After breaking Michael Schumacher's record with his 92nd career victory by taking the chequered flag, Lewis Hamilton now holds the F1 landmarks for wins, pole positions, podiums, points and races led, among other things.
The captivating start to the Portuguese GP saw Carlos Sainz lead a race for the second time this season, after previously doing so for a lap at Monza, with the Spaniard in front for four laps after a rapid start.
After a hard-fought race in which he drove as high as seventh, George Russell eventually finished 14th and left Portimão point-less again, meaning he is closing in for the F1 record of most races entered without scoring a single point.
We have all that and more as we review the best statistics to emerge from the Portuguese Grand Prix weekend!
Hamilton's breaks F1's second-most famous record
We say 'second-most' as championship victories outrank career wins, but with his 92nd career triumph, Hamilton's palmarès is becoming ridiculously decorated.
To put 92 wins into perspective; that is as many victories as Alain Prost [51][ and Ayrton Senna [41] combined, who have the fourth and fifth most wins in F1 history.

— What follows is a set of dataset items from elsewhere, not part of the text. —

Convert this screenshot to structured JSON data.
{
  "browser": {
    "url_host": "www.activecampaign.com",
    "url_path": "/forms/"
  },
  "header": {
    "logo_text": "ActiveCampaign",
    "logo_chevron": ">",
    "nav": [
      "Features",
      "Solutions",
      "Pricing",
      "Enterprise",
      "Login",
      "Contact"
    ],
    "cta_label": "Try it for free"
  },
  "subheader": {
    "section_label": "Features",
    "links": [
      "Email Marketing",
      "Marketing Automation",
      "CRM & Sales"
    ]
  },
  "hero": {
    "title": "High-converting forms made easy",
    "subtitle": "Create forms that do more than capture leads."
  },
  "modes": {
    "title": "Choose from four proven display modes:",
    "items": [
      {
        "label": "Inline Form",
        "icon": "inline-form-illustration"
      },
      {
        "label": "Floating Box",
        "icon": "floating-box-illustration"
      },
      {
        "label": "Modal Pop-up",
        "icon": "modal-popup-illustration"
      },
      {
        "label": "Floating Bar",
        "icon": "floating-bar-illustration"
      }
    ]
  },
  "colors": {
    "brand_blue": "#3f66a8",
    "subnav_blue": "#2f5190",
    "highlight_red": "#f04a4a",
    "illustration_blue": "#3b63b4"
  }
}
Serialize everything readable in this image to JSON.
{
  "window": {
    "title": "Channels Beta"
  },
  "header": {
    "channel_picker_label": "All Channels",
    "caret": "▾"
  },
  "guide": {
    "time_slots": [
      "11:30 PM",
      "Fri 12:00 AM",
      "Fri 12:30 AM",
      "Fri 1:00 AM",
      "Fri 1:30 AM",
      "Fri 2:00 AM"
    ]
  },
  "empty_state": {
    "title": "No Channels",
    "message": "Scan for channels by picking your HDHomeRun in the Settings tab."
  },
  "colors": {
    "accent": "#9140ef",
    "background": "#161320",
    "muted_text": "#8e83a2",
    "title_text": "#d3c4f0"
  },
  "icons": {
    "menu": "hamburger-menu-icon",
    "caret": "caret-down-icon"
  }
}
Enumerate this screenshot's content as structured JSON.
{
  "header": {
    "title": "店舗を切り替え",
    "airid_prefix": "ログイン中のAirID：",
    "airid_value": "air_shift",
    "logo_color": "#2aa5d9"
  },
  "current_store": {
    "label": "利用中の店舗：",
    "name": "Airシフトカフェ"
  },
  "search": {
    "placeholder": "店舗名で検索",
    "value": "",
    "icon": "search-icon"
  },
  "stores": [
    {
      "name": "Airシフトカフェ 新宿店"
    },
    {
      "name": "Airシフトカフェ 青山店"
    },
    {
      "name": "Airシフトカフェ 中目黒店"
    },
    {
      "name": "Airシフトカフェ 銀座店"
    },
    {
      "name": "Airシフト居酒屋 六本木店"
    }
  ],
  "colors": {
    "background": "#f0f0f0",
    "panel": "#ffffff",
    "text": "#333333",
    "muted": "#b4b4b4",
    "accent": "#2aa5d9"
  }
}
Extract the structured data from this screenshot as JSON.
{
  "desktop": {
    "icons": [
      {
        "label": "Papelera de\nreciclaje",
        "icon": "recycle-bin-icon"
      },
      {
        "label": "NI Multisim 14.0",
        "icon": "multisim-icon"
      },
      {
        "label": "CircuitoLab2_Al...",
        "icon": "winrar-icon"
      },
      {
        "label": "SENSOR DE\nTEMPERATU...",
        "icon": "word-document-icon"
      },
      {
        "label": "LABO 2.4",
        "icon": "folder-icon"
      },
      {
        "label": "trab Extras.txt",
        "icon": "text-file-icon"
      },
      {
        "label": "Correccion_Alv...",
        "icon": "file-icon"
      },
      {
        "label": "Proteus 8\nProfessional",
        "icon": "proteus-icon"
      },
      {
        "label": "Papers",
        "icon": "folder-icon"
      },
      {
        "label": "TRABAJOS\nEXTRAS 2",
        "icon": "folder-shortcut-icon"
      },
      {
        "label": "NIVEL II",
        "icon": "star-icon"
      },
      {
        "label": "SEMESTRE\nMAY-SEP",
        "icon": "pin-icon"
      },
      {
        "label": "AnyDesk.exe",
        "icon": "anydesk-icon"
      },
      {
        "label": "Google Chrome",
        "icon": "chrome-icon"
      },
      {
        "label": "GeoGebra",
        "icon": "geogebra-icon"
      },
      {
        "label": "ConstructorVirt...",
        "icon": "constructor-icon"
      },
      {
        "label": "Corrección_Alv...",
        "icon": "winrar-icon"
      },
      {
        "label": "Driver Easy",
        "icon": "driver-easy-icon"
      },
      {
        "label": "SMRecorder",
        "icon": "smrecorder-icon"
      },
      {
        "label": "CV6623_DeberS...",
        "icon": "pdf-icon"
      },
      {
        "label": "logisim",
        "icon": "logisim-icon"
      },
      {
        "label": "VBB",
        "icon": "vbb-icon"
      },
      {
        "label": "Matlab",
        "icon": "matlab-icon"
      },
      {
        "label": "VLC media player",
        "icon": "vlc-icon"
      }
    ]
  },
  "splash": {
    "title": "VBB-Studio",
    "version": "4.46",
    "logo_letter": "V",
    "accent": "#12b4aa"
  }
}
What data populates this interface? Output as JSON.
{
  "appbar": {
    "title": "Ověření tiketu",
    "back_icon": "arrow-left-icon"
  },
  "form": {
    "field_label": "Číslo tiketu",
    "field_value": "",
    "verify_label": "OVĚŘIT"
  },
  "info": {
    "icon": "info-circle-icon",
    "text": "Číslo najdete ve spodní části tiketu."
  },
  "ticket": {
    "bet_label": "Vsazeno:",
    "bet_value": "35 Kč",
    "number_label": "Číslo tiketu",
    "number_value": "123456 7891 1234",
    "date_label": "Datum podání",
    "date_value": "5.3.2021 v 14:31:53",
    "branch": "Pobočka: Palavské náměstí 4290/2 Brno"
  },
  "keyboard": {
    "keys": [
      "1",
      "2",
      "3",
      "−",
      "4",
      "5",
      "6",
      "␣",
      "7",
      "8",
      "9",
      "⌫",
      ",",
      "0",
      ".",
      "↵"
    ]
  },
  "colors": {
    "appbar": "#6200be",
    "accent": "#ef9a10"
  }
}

Twenty-one of Hamilton's wins came during his time at McLaren, with five of those during his championship-winning 2008 campaign.
The remaining 72 have obviously been with Mercedes, taking 11 wins in a season on three occasions - 2014, 2018 and 2019.
With the seventh-most grand prix starts in F1 history at 262, Hamilton's 92 wins means he has won a scarcely believable 35.11% of all the races he has entered.
Only Juan Manuel Fangio and Alberto Ascari boast higher win percentages at 46.15% and 39.39% respectively.
Russell closing in on unwanted F1 record
Switching from the championship leader to the man who is plum last in the standings, George Russell again came up empty-handed at Portimão despite an impressive outing.
Undeserved or not, it was Russell's 33rd career race and he is still yet to score a point, moving him up to fifth place for most grands prix entered without scoring.
Current record holder Luca Badoer is not yet within reach at 51 grands prix, but Russell will be ranked third if he cannot get on the board for Williams by the end of the season, with Max Chilton and Brett Lunger entering 35 and 34 respectively without a point.
Can Russell break his point-scoring drought this season with five races remaining?
After 12 races with AlphaTauri in 2020, Pierre Gasly has 63 points, the exact same number he scored for Red Bull in 2019 over the same number of grands prix, after which he was replaced by Alex Albon.
The Frenchman has shown tremendous resilience and pace since his demotion, scoring his maiden podium in Brazil last year and even taking his maiden F1 victory at Monza for AlphaTauri.
After consecutive top-six finishes for Gasly, while Albon has only scored a single point since his maiden podium in Mugello, should Red Bull reconsider?
Only one other combination of drivers on the podium has been more common in F1, and it is a fairly predictable one - Hamilton first, Nico Rosberg second and Sebastian Vettel third. Eight races finished in that exact order, which is the record.
In terms of three drivers standing on the podium in any combination, Hamilton-Bottas-Verstappen is now tied for third together with Schumacher-Mika Hakkinen-David Coulthard and Hamilton-Bottas-Vettel at 12.
The three men who have stood on the podium most often together are, again, unsurprisingly, Hamilton, Rosberg and Vettel. The trio shared the top three steps 14 times. Vettel, Fernando Alonso and Mark Webber did it 13 times.
Will Hamilton-Bottas-Verstappen be the most common combination soon?